New Delhi: Prime minister Manmohan Singh has said that any fresh subsidies for oil marketing companies (OMCs) to bring down fuel prices would only increase the government’s budgetary burden, which eventually could aggravate the inflationary pressures even further, reports PTI.

“If the (fuel) prices go up, we have to either raise domestic prices or absorb the increased cost in asking the oil marketing companies to subsidise other elements of the petroleum sector, or from the budget we give additional subsidies,” the prime minister said.

“.... further subsidies can only aggravate the budgetary problem, and if the budgetary problem gets aggravated, inflation will again raise its ugly head,” Mr Singh said during his interaction with journalists Saturday while returning from the SAARC summit in Maldives.

Mr Singh said that one of the reasons for inflation becoming a major problem that concerns “everybody is the rise in prices of fuel products.”

He said that 75% of the country’s total petroleum product requirements were imported and the government had no control over international prices beyond a point.

“Already the budgetary subsidies amount to Rs150,000 crore. And quite frankly that is an unsustainable burden.

“Therefore, I would like all our countrymen to recognise that when international prices are rising, we have no control over international prices beyond a point,” he said.

State-owned oil firms recently hiked the petrol price by Rs1.80 per litre, the fourth increase this year, largely because of rising international crude prices and fall in the rupee valuation.
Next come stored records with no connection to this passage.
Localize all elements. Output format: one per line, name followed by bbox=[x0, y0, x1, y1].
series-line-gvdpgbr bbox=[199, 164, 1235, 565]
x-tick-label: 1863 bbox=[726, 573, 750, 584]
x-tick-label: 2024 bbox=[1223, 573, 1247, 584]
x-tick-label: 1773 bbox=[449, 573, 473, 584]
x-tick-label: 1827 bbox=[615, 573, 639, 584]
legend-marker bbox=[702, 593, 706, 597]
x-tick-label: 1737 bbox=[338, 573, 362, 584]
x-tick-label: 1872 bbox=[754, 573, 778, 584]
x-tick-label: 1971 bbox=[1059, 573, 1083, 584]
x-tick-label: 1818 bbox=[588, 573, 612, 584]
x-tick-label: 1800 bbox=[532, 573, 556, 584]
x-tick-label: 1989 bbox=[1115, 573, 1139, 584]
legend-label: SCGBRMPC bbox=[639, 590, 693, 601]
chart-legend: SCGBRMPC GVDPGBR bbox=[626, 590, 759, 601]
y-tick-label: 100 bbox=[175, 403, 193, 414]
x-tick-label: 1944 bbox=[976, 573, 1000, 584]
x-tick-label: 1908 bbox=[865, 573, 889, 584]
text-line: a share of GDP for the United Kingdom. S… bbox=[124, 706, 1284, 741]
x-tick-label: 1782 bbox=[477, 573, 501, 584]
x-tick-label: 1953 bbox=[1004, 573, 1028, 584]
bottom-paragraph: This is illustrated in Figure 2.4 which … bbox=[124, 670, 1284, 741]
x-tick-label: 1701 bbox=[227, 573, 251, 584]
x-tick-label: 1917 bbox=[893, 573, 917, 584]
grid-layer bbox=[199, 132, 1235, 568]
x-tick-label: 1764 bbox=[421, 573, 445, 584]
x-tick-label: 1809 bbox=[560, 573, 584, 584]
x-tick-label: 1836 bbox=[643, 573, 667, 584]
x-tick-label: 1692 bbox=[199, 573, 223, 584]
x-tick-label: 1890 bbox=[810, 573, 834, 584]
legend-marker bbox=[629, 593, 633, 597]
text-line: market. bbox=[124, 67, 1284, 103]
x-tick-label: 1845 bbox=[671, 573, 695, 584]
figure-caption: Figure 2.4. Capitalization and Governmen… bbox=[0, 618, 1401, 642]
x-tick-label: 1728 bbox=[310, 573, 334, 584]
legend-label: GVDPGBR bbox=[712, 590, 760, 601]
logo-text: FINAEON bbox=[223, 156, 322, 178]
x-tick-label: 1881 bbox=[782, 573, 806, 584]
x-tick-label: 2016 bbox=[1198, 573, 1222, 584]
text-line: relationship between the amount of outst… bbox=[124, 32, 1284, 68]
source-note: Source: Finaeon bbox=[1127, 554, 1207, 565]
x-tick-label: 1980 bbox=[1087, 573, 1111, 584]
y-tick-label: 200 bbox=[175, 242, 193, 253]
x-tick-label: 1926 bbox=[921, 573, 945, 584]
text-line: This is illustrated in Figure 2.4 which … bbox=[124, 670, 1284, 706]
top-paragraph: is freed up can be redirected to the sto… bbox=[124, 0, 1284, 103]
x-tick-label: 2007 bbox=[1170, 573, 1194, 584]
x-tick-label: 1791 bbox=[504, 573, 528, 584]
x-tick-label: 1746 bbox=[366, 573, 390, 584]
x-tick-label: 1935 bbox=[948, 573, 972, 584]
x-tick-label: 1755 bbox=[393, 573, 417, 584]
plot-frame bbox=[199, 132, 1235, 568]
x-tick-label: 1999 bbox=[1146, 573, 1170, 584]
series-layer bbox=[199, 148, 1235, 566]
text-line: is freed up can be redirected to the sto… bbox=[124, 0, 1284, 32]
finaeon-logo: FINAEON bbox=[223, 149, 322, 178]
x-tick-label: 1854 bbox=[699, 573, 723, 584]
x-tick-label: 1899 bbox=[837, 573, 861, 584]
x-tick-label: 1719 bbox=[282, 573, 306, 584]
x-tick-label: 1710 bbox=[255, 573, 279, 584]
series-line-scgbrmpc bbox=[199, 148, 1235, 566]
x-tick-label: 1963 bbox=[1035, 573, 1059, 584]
This was the second petrol price increase since September, triggering strong protests and demands from some quarters for the government intervention through measures like subsidies for the oil companies.
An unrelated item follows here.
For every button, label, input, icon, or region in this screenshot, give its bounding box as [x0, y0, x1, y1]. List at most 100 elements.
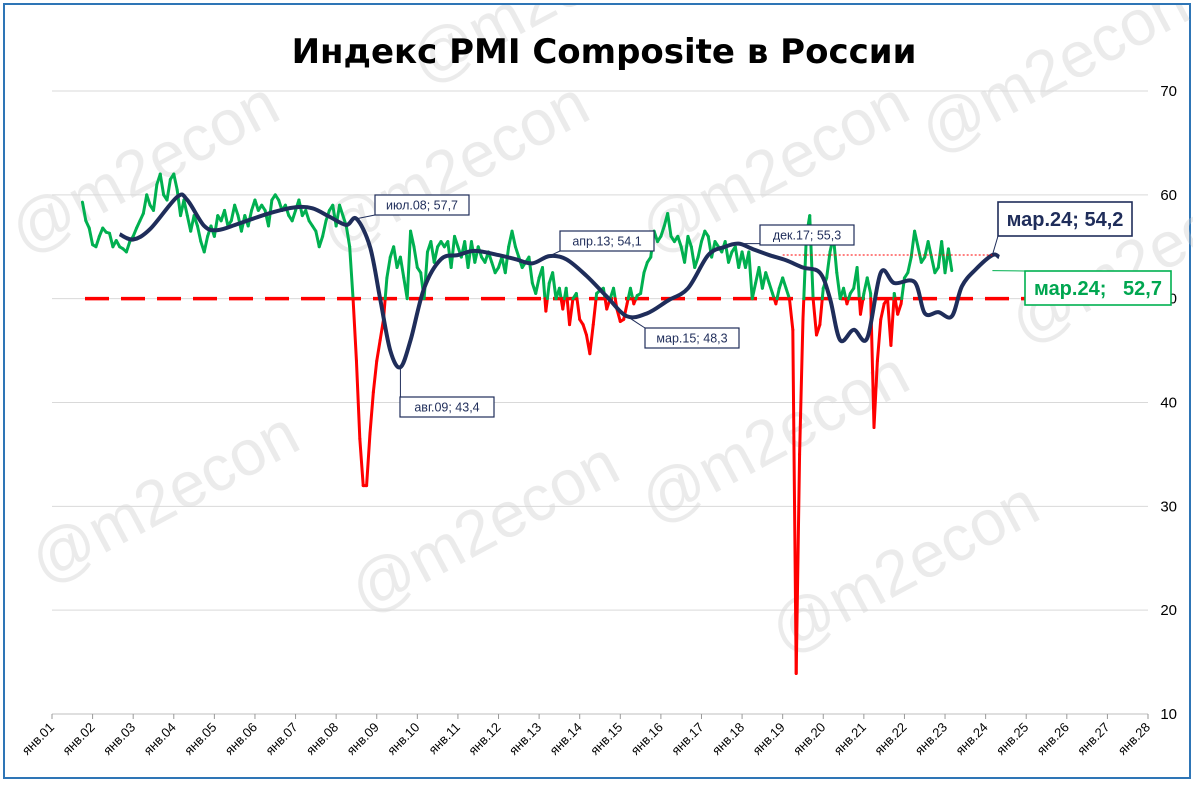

Talking about the overall high-price scenario prevailing currently, Mr Singh said: “Inflation is a worrisome problem and I do not deny that, particularly with regard to food inflation.”

However, the problem was not so acute in foodgrain, whose prices have been relatively stable, he said.

“... but prices of eggs, prices of fish, prices of vegetables, prices of other tertiary goods in the agricultural sector are going up.

“There the demand is increasing at a rate which is much faster than the supply curve. And there are supply bottlenecks which have to be attended but which will take time,” he said.

Mr Singh, however, expressed confidence about remedial measures in due course of time, given the growing profitability of products like milk, fish and fruits.

“Some amount of inflation is a result of the fact that the economy today is growing at the rate of 7.5%-8% per annum.

“If the economy grows at the rate of 8% per annum, the per capita income would be increasing at the rate of about 6.5% per annum,” he noted.